- Pownal Pownal
- Coordinates: 42°45′55″N 73°14′08″W﻿ / ﻿42.76528°N 73.23556°W
- Country: United States
- State: Vermont
- County: Bennington
- Town: Pownal

Area
- • Total: 0.52 sq mi (1.34 km^{2})
- • Land: 0.51 sq mi (1.33 km^{2})
- • Water: 0.0077 sq mi (0.02 km^{2})
- Elevation: 597 ft (182 m)
- Time zone: UTC-5 (Eastern (EST))
- • Summer (DST): UTC-4 (EDT)
- ZIP Code: 05261
- Area code: 802
- FIPS code: 50-56950
- GNIS feature ID: 2807124

= Pownal (CDP), Vermont =

Pownal is an unincorporated community and census-designated place (CDP) in the town of Pownal, Bennington County, Vermont, United States. It was first listed as a CDP prior to the 2020 census.
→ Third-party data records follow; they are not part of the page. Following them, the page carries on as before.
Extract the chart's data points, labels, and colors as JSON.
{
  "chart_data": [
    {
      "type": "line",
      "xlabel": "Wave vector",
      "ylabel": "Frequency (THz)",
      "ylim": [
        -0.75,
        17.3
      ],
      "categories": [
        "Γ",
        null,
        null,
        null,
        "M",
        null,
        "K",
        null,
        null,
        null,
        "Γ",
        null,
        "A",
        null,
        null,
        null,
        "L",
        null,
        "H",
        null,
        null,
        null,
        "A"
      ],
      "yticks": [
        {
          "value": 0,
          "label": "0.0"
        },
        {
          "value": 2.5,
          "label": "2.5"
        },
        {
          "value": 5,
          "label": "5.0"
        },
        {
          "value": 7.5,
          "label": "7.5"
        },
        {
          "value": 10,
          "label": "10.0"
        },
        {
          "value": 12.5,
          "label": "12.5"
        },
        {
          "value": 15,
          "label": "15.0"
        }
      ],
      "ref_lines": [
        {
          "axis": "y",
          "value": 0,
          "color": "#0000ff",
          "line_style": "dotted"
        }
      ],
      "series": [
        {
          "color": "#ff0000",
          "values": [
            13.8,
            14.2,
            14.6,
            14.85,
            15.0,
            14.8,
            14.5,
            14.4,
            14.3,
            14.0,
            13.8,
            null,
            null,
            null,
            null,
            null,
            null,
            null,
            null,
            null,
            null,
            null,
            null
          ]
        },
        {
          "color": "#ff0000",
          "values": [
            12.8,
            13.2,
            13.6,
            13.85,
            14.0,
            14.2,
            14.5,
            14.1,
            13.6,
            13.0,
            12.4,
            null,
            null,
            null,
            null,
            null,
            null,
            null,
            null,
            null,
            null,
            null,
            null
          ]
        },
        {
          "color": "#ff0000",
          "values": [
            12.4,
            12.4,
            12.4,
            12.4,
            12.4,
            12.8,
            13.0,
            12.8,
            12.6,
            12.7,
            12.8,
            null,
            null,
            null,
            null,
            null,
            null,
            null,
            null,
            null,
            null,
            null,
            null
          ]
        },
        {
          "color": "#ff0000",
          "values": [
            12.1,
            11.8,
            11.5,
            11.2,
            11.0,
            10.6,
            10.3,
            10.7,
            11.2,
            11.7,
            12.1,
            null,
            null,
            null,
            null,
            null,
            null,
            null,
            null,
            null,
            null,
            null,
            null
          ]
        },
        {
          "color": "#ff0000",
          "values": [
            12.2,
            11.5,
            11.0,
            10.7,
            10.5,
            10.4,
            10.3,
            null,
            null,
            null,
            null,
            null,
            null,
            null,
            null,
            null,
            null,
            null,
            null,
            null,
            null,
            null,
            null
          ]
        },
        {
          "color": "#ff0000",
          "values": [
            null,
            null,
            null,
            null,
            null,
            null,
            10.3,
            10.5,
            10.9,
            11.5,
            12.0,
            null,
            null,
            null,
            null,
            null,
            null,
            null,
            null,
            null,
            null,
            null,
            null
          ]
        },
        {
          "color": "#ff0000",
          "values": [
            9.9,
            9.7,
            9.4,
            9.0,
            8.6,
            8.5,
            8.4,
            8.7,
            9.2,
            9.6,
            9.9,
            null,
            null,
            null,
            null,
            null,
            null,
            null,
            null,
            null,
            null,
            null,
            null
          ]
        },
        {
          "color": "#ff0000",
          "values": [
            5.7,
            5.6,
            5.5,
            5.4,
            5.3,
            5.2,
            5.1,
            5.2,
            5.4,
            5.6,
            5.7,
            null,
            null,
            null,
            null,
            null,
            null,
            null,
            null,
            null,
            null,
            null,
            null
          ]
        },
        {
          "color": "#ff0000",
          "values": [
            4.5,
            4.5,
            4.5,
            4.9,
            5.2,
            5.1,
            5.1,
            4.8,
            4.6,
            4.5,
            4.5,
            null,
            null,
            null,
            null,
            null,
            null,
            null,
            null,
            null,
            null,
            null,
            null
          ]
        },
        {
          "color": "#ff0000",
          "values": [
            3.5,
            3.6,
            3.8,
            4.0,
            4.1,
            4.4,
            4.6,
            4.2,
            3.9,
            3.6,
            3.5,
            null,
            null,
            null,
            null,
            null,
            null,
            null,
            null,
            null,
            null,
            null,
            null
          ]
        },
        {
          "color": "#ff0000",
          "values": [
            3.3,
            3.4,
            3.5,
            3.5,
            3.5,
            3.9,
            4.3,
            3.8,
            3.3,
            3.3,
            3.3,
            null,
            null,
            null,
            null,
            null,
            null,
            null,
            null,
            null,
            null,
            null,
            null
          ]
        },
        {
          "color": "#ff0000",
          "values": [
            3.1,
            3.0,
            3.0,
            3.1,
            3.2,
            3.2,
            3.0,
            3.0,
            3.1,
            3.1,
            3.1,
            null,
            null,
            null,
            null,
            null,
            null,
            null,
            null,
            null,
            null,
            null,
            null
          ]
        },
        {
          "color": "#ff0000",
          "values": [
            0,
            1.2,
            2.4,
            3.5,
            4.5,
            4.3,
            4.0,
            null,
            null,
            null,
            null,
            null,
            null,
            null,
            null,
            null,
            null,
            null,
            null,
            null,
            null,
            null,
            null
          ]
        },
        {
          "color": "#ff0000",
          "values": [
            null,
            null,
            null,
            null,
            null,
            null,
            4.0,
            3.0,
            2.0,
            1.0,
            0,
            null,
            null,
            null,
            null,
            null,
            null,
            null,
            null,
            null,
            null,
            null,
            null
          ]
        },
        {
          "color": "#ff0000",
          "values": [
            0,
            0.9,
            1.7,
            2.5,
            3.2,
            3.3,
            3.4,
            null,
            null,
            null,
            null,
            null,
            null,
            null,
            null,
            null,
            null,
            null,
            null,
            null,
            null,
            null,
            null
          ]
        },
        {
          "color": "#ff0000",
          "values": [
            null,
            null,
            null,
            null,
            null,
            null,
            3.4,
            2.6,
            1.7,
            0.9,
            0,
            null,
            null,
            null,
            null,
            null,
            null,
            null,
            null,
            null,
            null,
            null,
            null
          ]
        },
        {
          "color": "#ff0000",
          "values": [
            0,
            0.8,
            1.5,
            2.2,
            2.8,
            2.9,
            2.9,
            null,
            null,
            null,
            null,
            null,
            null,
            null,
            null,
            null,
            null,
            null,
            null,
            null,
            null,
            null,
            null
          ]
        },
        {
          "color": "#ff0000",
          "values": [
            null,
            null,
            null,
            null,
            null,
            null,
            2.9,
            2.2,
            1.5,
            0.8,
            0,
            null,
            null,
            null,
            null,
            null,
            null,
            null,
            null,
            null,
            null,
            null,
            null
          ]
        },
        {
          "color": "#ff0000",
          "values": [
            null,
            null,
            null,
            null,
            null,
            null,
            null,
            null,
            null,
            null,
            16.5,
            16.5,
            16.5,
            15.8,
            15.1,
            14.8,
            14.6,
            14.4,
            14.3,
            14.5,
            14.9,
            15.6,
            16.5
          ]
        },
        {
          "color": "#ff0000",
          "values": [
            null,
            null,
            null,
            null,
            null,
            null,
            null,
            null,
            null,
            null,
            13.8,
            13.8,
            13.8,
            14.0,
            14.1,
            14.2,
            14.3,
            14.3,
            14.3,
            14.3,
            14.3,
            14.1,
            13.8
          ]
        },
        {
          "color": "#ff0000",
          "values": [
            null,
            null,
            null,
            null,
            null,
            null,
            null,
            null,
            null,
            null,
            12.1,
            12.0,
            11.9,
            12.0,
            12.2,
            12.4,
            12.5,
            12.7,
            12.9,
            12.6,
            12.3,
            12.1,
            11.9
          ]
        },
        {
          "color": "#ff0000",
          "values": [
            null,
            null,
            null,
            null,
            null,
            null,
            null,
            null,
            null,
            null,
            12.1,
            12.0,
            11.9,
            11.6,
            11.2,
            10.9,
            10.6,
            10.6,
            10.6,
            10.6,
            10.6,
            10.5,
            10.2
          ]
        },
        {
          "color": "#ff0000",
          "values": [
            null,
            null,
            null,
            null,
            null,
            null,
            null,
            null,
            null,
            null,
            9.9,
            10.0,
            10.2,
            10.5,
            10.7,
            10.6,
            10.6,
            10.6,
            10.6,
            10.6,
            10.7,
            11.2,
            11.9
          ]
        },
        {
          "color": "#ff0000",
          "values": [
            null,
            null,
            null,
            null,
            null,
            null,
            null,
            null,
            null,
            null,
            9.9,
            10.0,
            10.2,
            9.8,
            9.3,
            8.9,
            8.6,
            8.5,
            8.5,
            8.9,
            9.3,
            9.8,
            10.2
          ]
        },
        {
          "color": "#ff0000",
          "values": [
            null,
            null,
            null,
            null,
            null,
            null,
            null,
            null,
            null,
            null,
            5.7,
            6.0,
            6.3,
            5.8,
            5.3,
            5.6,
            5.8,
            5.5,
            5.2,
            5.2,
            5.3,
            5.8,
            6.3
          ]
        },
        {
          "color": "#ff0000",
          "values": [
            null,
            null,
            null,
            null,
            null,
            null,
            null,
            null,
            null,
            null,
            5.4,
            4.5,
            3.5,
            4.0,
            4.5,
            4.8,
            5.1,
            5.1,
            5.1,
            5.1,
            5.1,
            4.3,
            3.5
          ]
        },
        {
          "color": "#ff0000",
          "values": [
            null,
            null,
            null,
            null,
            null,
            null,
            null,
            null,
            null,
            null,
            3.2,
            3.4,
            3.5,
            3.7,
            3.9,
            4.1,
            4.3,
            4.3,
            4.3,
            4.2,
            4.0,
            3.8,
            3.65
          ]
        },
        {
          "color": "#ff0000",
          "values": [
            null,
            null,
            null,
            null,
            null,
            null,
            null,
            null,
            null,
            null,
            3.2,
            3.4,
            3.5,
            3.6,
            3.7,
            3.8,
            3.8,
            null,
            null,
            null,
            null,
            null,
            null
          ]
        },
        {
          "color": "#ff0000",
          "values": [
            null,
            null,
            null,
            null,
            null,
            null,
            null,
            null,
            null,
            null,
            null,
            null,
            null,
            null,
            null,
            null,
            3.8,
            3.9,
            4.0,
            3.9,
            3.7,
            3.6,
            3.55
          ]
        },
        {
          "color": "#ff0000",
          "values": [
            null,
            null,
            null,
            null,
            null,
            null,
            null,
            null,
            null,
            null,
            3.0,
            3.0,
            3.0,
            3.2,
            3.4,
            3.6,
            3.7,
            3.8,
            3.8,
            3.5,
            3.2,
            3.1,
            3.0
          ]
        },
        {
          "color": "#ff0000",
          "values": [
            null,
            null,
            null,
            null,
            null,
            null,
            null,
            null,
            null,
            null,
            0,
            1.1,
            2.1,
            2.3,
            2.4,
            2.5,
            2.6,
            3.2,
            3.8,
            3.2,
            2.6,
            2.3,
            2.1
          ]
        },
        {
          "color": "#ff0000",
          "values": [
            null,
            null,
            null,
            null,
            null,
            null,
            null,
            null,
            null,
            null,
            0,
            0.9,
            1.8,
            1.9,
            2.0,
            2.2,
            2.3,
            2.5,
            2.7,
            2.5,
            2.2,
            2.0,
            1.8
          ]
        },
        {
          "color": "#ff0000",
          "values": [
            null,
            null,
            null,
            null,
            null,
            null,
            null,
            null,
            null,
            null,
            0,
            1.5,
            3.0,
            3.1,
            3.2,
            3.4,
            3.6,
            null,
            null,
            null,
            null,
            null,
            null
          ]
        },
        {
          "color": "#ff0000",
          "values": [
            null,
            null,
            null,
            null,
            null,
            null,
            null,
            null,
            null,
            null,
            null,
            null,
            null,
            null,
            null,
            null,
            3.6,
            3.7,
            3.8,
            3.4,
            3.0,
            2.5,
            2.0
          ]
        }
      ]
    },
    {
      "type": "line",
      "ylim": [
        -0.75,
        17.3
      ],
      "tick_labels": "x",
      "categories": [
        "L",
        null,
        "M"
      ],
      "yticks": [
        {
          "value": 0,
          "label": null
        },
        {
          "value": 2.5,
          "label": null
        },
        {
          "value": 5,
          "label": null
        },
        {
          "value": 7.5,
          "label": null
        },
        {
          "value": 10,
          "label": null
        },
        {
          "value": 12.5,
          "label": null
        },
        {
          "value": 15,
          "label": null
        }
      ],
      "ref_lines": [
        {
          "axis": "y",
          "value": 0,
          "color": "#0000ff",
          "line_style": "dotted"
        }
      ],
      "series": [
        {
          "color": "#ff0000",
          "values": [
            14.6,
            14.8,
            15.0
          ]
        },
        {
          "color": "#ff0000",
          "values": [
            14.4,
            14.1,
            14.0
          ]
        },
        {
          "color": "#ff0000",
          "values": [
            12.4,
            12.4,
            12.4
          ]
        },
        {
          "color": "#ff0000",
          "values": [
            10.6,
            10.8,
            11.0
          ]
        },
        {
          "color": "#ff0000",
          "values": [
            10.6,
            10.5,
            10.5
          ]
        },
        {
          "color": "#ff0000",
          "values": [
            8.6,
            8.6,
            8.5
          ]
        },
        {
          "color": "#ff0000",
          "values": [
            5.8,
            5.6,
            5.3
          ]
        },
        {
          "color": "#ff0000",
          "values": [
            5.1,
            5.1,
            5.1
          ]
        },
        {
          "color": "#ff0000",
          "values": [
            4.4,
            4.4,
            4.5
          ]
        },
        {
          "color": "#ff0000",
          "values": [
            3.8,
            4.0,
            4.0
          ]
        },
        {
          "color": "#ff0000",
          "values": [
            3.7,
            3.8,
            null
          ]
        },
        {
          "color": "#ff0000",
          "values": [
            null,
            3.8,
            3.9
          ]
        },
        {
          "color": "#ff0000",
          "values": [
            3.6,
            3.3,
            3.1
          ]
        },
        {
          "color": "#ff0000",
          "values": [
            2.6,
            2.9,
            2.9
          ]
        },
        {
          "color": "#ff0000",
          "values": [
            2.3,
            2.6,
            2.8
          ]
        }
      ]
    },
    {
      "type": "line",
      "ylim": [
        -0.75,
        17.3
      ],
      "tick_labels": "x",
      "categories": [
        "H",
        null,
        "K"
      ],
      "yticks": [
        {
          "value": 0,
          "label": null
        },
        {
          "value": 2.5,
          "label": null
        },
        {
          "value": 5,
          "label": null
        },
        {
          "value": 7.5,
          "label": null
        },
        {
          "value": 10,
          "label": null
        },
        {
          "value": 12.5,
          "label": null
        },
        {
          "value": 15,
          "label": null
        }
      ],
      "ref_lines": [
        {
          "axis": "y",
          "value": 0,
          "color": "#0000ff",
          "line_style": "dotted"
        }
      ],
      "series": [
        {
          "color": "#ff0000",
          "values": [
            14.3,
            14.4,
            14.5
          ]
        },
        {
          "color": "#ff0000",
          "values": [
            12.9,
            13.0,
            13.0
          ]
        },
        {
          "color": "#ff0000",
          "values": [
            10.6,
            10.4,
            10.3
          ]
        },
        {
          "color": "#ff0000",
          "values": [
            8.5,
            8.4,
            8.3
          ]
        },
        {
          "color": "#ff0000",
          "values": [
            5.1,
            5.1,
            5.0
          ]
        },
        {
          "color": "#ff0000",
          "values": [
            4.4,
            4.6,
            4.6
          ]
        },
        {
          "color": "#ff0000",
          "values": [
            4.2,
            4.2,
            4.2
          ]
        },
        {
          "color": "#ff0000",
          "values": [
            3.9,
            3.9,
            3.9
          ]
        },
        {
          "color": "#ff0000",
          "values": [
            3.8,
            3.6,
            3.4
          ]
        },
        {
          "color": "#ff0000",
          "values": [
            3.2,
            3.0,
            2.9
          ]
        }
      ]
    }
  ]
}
It is located in southwestern Bennington County, in the southwestern part of the town of Pownal, 1.5 mi north of the Vermont–Massachusetts border. The Hoosic River, a westward-flowing tributary of the Hudson River, forms the western edge of the village. Vermont Route 346 passes through the center of the village, leading northwest 3 mi to North Pownal. It has its southern terminus in the eastern part of Pownal village, at U.S. Route 7, which leads north 9 mi to Bennington and south 5 mi to Williamstown.